Com base em três autos de infração combinados com autos de embargo de obra lavrados pelo IBAMA contra empresa de turismo de aventura que começou a edificar hotéis em terrenos de sua propriedade localizados em três estados diferentes, às margens de um rio que corta esses três estados, o MPF ajuizou ACP contra tal empresa, alegando repercussão regional do dano e pleiteando a condenação da empresa, a demolição das obras levantadas a menos de trinta metros da borda da calha do leito regular, a recomposição da vegetação nativa suprimida e o pagamento de indenização por dano ambiental. A empresa, em sua contestação, suscitou preliminares de incompetência do juízo e ilegitimidade ativa do MPF e alegou que tinha licenças ambientais de instalação expedidas, para cada obra individualmente, pelos entes ambientais de cada estado federado, o que afastaria a competência do IBAMA para a fiscalização do empreendimento. Sustentou, ainda, que os hotéis seriam de pequeno porte e construídos isoladamente uns dos outros, não havendo, por isso, razão para considerá-los conjuntamente como empreendimento único de repercussão regional, e que, na área de preservação permanente (APP), as edificações ocupariam apenas locais previamente degradados, sem vegetação, dado o solo rochoso, tendo extirpado vegetação nativa apenas fora da APP, até mesmo porque a preservação ambiental coincide com seus interesses econômicos, que consistem na exploração do turismo ecológico com sustentabilidade.

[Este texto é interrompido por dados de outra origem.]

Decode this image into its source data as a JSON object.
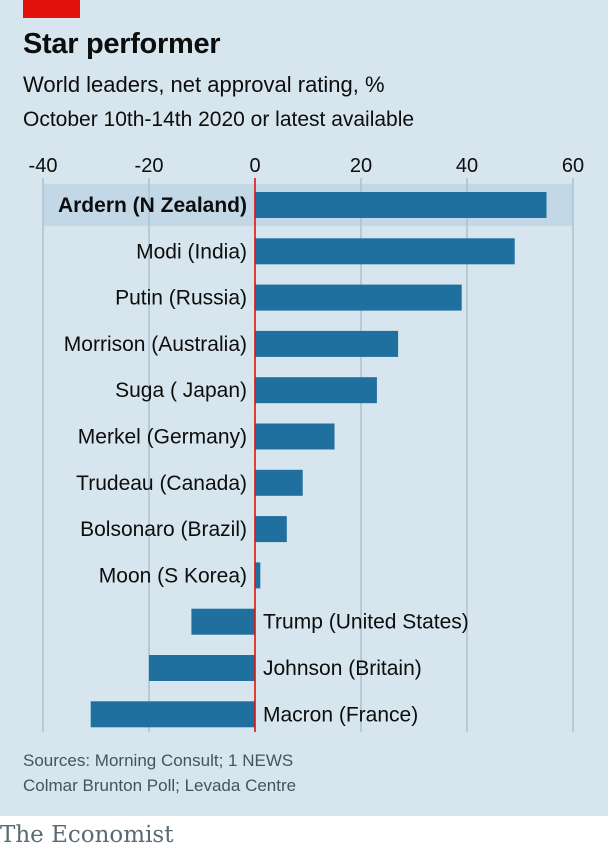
{
  "header": {
    "title": "Star performer",
    "subtitle": "World leaders, net approval rating, %",
    "date_note": "October 10th-14th 2020 or latest available"
  },
  "colors": {
    "background": "#d6e5ee",
    "bar": "#1f6f9f",
    "highlight_band": "#c2d8e6",
    "zero_line": "#e3120b",
    "grid": "#a9c0cd",
    "tag": "#e3120b"
  },
  "chart_data": {
    "type": "bar",
    "orientation": "horizontal",
    "categories": [
      "Ardern (N Zealand)",
      "Modi (India)",
      "Putin (Russia)",
      "Morrison (Australia)",
      "Suga ( Japan)",
      "Merkel (Germany)",
      "Trudeau (Canada)",
      "Bolsonaro (Brazil)",
      "Moon (S Korea)",
      "Trump (United States)",
      "Johnson (Britain)",
      "Macron (France)"
    ],
    "values": [
      55,
      49,
      39,
      27,
      23,
      15,
      9,
      6,
      1,
      -12,
      -20,
      -31
    ],
    "highlighted": "Ardern (N Zealand)",
    "xlim": [
      -40,
      60
    ],
    "x_ticks": [
      -40,
      -20,
      0,
      20,
      40,
      60
    ],
    "grid": true,
    "title": "Star performer",
    "xlabel": "",
    "ylabel": ""
  },
  "source": {
    "line1": "Sources: Morning Consult; 1 NEWS",
    "line2": "Colmar Brunton Poll; Levada Centre"
  },
  "footer": {
    "brand": "The Economist"
  }
}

Com relação à situação hipotética apresentada, assinale a opção correta.

  • A Correto o argumento acerca da incompetência do IBAMA para a fiscalização, já que órgãos estaduais concederam licenças ambientais para cada empreendimento isoladamente.
  • B Não procede a alegação da empresa de que não poderia ser responsabilizada pela supressão de flora nativa fora da APP, salvo se comprovar a existência de autorização válida expedida por órgão competente.
  • C O pedido de indenização deve ser subsidiário, pois apenas no caso de ser inviável a reparação total in natura do dano ambiental é que se pode cogitar de condenação ao pagamento em pecúnia.
  • D Procede a alegação de ilegitimidade ativa do MPF, já que os terrenos são particulares e as águas superficiais fluentes são bens dos estados.
  • E A alegação de ocorrência de dano ambiental de âmbito regional atrai a competência da seção judiciária do DF.